Intake allows for the definition of data sources which take as their input another source in the same directory, so that you have the opportunity to present processing to the user of the catalog.

Example

This example is taken from the Intake test suite.

Text to come, watch this space…

API

intake.source.derived.DerivedSource(*args, …)

Base source deriving from another source in the same catalog

intake.source.derived.GenericTransform(…)

intake.source.derived.DataFrameTransform(…)

Transform where the input and output are both Dask-compatible dataframes

intake.source.derived.Columns(*args, **kwargs)

Simple dataframe transform to pick columns

class intake.source.derived.DerivedSource(*args, **kwargs)

Base source deriving from another source in the same catalog

Target picking and parameter validation are performed here, but you probably want to subclass from one of the more specific classes like DataFrameTransform.

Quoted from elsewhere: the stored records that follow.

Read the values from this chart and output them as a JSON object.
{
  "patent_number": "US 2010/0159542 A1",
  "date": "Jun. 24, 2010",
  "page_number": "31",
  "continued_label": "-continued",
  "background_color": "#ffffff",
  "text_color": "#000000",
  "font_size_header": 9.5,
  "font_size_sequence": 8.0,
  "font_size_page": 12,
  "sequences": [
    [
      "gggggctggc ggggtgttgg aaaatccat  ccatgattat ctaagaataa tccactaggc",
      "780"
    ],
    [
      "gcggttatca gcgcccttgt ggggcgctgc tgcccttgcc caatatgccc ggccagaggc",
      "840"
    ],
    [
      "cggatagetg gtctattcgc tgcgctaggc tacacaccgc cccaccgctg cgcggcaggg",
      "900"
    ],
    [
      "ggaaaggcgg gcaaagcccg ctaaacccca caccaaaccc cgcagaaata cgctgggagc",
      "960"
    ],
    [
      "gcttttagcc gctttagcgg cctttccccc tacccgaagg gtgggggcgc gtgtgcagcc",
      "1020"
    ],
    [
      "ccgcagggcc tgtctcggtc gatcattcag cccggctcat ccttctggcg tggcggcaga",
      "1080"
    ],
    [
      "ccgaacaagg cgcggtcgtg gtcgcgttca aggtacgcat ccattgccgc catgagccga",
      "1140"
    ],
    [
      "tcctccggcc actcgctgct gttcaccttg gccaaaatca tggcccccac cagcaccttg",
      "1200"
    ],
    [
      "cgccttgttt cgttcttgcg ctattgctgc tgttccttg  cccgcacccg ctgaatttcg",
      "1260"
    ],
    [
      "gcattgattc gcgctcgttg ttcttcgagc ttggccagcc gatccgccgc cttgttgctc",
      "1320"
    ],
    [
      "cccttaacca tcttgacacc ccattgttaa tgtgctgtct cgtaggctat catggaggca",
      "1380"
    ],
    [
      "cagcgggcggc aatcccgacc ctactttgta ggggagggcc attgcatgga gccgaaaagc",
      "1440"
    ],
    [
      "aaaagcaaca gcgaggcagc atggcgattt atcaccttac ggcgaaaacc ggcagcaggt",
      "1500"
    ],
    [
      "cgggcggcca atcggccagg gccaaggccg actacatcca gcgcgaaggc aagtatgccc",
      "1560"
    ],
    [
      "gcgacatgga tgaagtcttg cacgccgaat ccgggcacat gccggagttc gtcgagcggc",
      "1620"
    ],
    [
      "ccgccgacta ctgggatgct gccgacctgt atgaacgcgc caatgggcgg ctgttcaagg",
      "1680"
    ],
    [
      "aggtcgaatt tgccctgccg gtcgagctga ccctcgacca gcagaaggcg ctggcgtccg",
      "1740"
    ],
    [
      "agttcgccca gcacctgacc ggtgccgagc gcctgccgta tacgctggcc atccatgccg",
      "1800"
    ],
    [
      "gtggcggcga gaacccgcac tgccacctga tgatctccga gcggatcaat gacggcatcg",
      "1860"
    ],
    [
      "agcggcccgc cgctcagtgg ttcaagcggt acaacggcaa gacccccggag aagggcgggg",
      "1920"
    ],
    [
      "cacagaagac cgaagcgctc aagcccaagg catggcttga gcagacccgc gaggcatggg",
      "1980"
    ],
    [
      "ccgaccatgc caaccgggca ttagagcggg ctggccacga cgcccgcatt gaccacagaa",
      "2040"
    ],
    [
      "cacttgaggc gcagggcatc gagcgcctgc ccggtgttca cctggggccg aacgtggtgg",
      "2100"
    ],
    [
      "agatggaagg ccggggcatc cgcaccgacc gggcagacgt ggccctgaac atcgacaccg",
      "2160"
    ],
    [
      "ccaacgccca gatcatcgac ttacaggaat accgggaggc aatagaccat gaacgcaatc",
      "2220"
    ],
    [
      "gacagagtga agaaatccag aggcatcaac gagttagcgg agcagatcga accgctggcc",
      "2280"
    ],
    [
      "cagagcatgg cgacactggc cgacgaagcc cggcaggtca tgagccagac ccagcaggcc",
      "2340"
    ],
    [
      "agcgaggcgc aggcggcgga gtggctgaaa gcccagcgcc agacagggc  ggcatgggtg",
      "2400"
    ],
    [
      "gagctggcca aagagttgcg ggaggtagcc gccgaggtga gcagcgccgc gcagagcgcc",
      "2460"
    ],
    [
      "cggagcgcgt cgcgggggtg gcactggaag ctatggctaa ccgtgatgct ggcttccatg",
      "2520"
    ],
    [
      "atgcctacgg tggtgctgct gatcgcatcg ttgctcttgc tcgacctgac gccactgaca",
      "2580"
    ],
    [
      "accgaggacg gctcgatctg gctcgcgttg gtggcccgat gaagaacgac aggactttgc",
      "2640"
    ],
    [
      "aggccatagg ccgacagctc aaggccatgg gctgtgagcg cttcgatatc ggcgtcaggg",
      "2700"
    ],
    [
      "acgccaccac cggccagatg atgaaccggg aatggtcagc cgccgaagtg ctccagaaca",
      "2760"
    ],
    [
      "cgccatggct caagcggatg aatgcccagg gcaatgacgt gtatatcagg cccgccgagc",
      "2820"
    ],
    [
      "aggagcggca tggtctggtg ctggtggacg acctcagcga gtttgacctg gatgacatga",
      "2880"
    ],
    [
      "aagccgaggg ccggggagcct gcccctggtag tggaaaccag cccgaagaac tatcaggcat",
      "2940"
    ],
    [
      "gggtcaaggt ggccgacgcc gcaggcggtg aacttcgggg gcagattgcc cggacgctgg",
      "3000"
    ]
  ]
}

class intake.source.derived.GenericTransform(*args, **kwargs)
optional_params = {'allow_dask': True}

Perform an arbitrary function to transform an input

transform: function to perform transform

function(container_object) -> output, or a fully-qualified dotted string pointing to it

transform_params: dict

The keys are names of kwargs to pass to the transform function. Values are either concrete values to pass; or param objects which can be made into widgets (but must have a default value) - or a spec to be able to make these objects.

allow_dask: bool (optional, default True)

Whether to_dask() is expected to work, which will in turn call the target’s to_dasK()

read()

Load entire dataset into a container and return it

to_dask()

Return a dask container for this data source

class intake.source.derived.Columns(*args, **kwargs)

Simple dataframe transform to pick columns

Given as an example of how to make a specific dataframe transform. Note that you could use DataFrameTransform directly, by writing a function to choose the columns instead of a method as here.